With all his experience of her zig-zag incalculability, her shreds
of knowledge that seemed to have no source, her ambitions and
desires that seemed not worth the pains, her veiled resentment of
hurts which he had not meant to inflict, her amiability when he had
expected her to be angry, he was surprised now at her indifference.

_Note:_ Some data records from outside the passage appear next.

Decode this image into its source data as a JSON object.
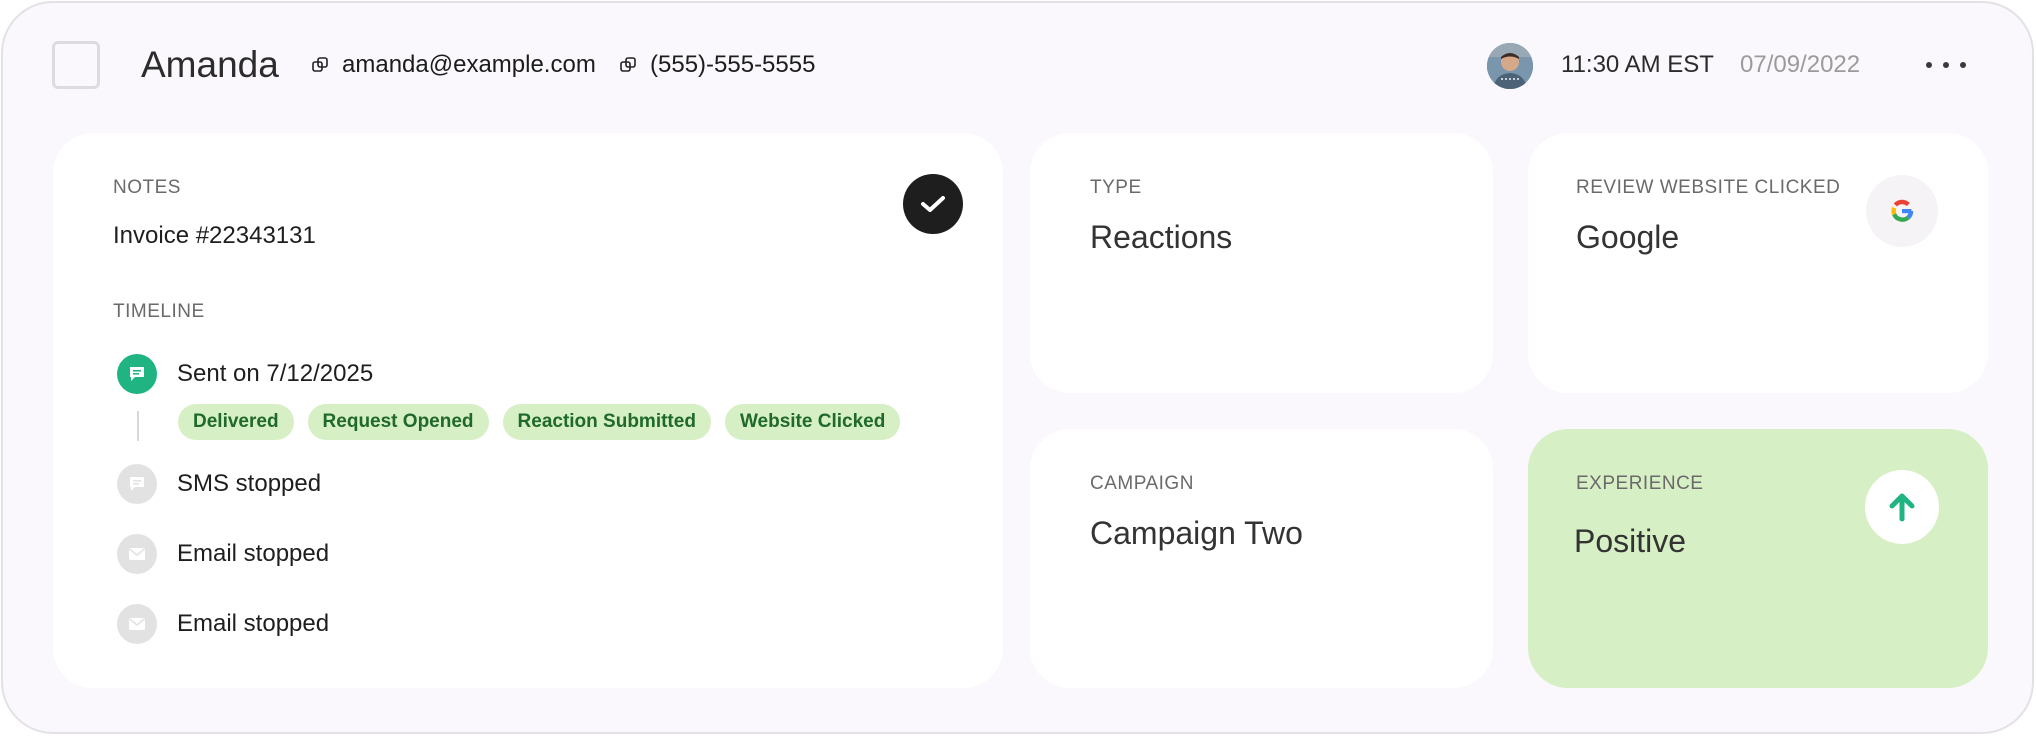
{
  "header": {
    "name": "Amanda",
    "email": "amanda@example.com",
    "phone": "(555)-555-5555",
    "time": "11:30 AM EST",
    "date": "07/09/2022"
  },
  "notes": {
    "label": "NOTES",
    "text": "Invoice #22343131",
    "timeline_label": "TIMELINE",
    "timeline": [
      {
        "text": "Sent on 7/12/2025",
        "icon": "sms-icon",
        "status": "active"
      },
      {
        "text": "SMS stopped",
        "icon": "sms-icon",
        "status": "inactive"
      },
      {
        "text": "Email stopped",
        "icon": "mail-icon",
        "status": "inactive"
      },
      {
        "text": "Email stopped",
        "icon": "mail-icon",
        "status": "inactive"
      }
    ],
    "tags": [
      "Delivered",
      "Request Opened",
      "Reaction Submitted",
      "Website Clicked"
    ]
  },
  "type_card": {
    "label": "TYPE",
    "value": "Reactions"
  },
  "review_card": {
    "label": "REVIEW WEBSITE CLICKED",
    "value": "Google",
    "icon": "google-icon"
  },
  "campaign_card": {
    "label": "CAMPAIGN",
    "value": "Campaign Two"
  },
  "experience_card": {
    "label": "EXPERIENCE",
    "value": "Positive",
    "icon": "arrow-up-icon"
  },
  "colors": {
    "accent_green": "#1fb482",
    "tag_bg": "#d6efc4",
    "tag_text": "#1f6a2a",
    "dark": "#1e1e1e"
  }
}
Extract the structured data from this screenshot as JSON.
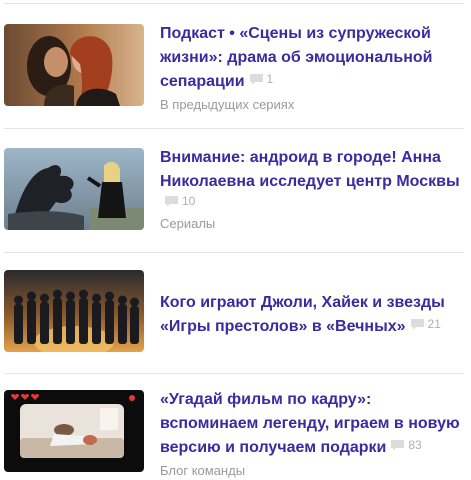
{
  "items": [
    {
      "title": "Подкаст • «Сцены из супружеской жизни»: драма об эмоциональной сепарации",
      "comments": "1",
      "category": "В предыдущих сериях",
      "thumb_icon": "couple-photo"
    },
    {
      "title": "Внимание: андроид в городе! Анна Николаевна исследует центр Москвы",
      "comments": "10",
      "category": "Сериалы",
      "thumb_icon": "statue-photo"
    },
    {
      "title": "Кого играют Джоли, Хайек и звезды «Игры престолов» в «Вечных»",
      "comments": "21",
      "category": "",
      "thumb_icon": "group-photo"
    },
    {
      "title": "«Угадай фильм по кадру»: вспоминаем легенду, играем в новую версию и получаем подарки",
      "comments": "83",
      "category": "Блог команды",
      "thumb_icon": "game-screen-photo"
    }
  ],
  "colors": {
    "title": "#3a2ba0",
    "meta": "#9a9a9a",
    "separator": "#e6e6e6"
  }
}
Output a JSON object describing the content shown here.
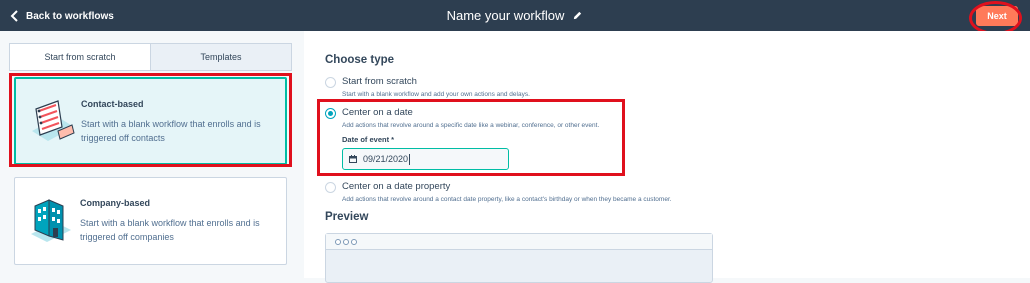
{
  "topbar": {
    "back_label": "Back to workflows",
    "workflow_title": "Name your workflow",
    "next_label": "Next"
  },
  "tabs": [
    {
      "label": "Start from scratch",
      "active": true
    },
    {
      "label": "Templates",
      "active": false
    }
  ],
  "cards": [
    {
      "title": "Contact-based",
      "description": "Start with a blank workflow that enrolls and is triggered off contacts",
      "selected": true,
      "icon": "contact-list-illustration"
    },
    {
      "title": "Company-based",
      "description": "Start with a blank workflow that enrolls and is triggered off companies",
      "selected": false,
      "icon": "building-illustration"
    }
  ],
  "main": {
    "choose_heading": "Choose type",
    "options": [
      {
        "label": "Start from scratch",
        "description": "Start with a blank workflow and add your own actions and delays.",
        "selected": false
      },
      {
        "label": "Center on a date",
        "description": "Add actions that revolve around a specific date like a webinar, conference, or other event.",
        "selected": true
      },
      {
        "label": "Center on a date property",
        "description": "Add actions that revolve around a contact date property, like a contact's birthday or when they became a customer.",
        "selected": false
      }
    ],
    "date_field_label": "Date of event *",
    "date_value": "09/21/2020",
    "preview_heading": "Preview"
  },
  "colors": {
    "topbar": "#2d3e50",
    "accent_orange": "#ff7a59",
    "selected_teal": "#00bda5",
    "radio_on": "#00a4bd",
    "annotation_red": "#e0101d"
  }
}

"It's more fundamental than going to Europe.  See here, Sam.  Even
if I didn't want to, oh, kiss you--Sorry I don't seem to be more
passionate.  I wish I were, for your sake.  But apparently I'm not.
But even so, we have been happy, haven't we!  We have built
something pretty fine!"

"Yes, we have.  What's worrying--"

"Even if we haven't been wild operatic lovers, I do think we mean
something awfully deep and irreplaceable to each other.  Don't we?"

His touchy ardor gave way to affection.  He reached his long arm
out and patted her slight, nervous fingers.  "Yes.  We differ on a
lot of things, but I guess we've got something solid for each other
that we can't find in anybody else."

"Something really permanent, Sam?  Dependable?  So we're like two
awfully good friends backing each other in a terrible street

"Absolutely.  But what's--"

"Listen.  We've done the first part of our jobs.  We've made enough
money.  We've brought up the children.  You have something to show
for your work--this really marvelous car that you've created.  And
yet we're still young, comparatively.  Oh, let's not settle down
into contentment with the dregs of life!  Let's have a new life,
all over, and not worry any more about duties (and I've had my own,
young man--if you think it's easy to run a house like this, and
entertain everybody!).  Let's--oh, it's hard to express it, but I
mean: let's not tie ourselves down to saying we'll come back from
Europe (but it was sweet of you, dear, to consent without making me
beg), but I mean: let's not insist that we HAVE to be back from
Europe in four months--yes, or four years!  On the other hand, if
we don't like it, let's not feel we have to stay; let's take the
first boat back.  But let's--Oh, please now, get this!  Let's start
out of this stupid old town without one single solitary plan in our
heads beyond landing in Europe, and coming back when we really want
to, and going where we please when we please.  Maybe we'll be back
after two months on the Riviera, and then again, forty years from
now, we may be living in a bamboo shack in Java and thumbing our
noses at anybody who doesn't like it!  Why, I'd almost like to sell
this house, so we won't have anything to bind us."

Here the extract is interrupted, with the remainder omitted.